Sean and others,
First, the success in mapping from an EXPRESS schema to an OWL ontology
depends on the style in which the EXPRESS schema was written. OWL
itself has many uses and styles, so nothing new about that. The reeper
tool, of which I am the author, has an initial EXPRESS to OWL mapping
that is a 'structural mapping' largely aimed at enabling exchange of
data using RDF as a data encoding rather than Part 21 - what some call
a proxy ontology of the EXPRESS, rather than a rich ontology of the
domain of discourse. So, while I agree it has little value on the
Semantic Web to do not agree it's not a sensible thing to do. I'm
looking at a PLCS-based project where it enables a far superior
technical solution to data exchange because of its tight integration
with PLCS Reference Data which is modeled as OWL taxonomies.

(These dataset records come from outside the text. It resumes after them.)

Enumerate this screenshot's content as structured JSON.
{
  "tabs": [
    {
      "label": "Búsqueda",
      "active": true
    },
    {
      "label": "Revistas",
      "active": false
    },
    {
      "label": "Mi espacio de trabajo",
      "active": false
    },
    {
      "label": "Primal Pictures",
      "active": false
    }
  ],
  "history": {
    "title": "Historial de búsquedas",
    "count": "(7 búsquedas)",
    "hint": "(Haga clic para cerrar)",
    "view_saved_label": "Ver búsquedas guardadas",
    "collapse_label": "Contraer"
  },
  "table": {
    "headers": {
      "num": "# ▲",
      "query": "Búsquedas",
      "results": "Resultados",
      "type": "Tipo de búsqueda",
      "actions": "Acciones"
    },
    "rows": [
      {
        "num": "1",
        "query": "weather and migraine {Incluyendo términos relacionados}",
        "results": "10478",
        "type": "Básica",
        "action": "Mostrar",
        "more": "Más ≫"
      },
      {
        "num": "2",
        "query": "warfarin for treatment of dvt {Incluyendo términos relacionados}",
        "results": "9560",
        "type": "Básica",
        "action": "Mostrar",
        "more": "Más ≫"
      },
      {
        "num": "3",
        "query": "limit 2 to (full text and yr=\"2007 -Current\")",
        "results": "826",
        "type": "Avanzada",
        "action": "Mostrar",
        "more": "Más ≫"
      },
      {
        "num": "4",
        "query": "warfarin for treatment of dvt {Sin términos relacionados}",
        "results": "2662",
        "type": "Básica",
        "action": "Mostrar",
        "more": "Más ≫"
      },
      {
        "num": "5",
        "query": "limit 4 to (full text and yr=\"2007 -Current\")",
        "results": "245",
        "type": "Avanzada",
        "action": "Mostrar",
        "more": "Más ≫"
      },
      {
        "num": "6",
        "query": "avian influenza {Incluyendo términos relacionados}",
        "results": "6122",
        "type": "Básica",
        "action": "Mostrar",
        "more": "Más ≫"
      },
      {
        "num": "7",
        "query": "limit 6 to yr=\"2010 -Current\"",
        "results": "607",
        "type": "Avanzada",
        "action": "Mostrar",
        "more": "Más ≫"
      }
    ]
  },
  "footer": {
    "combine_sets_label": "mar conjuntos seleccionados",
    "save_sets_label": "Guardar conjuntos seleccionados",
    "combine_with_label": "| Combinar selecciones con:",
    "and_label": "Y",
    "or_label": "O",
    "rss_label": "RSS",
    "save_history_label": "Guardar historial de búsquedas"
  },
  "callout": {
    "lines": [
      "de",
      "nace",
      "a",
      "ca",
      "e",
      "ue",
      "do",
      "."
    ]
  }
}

It's my contention is that there is no general EXPRESS to OWL mapping
possible if the requirement is to produce a semantically-useful
ontology. You must have knowledge of the meaning of the entity types in
the EXPRESS schema in order to produce useful OWL. Based on that
knowledge, a human would configure the mapping based on individual
entity types or common patterns in the schema and the tool could
produce useful OWL. So, my longer term aim for reeper was to create a
configurable
mapping from EXPRESS to OWL to address the issues you and others have
raised. The supported pre-built configurations were to be based on
patterns of EXPRESS usage.
Base to the SC4/STEP question - I imagine what whoever made the
statement meant was that for SC4 usage, there are very few cases where
OWL could not replace EXPRESS as the base modeling language for the
standards. That's certainly something I believe. In cases where OWL
doesn't do everything EXPRESS does, other approaches can supplement the
OWL (e.g. a lack of OWL support for cardinality can be handled by an
XML Schema derived from the OWL for the purpose of data exchange). By
the way, translating EXPRESS to UML first doesn't solve everything - it
turns out that UML doesn't support the full set of INVERSE capabilities
EXPRESS has.
Cheers,
David
On 17/10/10 20:13, sean barker wrote:
John,
Thank you for your answer on the relative expressive powers of OWL and EXPRESS.
Matthew, Ian
I was not actually proposing to write EXPRESS in OWL, although I believe there is a tool by the name of Reeper that does the translation for you, but I would agree it's not a sensible thing to do.
The point was rather that, if in the semantic web, one came across something that said it was a AP214:Part which was a subtype of a STEP:Product which is a subtype of EXPRESS:Entity, which is a subtype of OLW:thing, would current approaches to the semantic web interpret it correctly? The reason for asking this question is that, in my experience, let a computer programmer loose with some constuct which is intended to have a conventional interpretation and they will ignore the convention, and manipulated according to its computational properties. My understanding is that "semantics" in "semantic web" is concerned with the semantics of the logical operators, rather than the semantics of the terms, such as instantiate from OWL:thing. Hence, if one were to interpret OWL:thing as simply the modelling construct EXPRESS:Entity, would subsequent subtyping to STEPProduct or STEP:Version make further interpetation impossible? Or would this provide another form of Upper Ontology?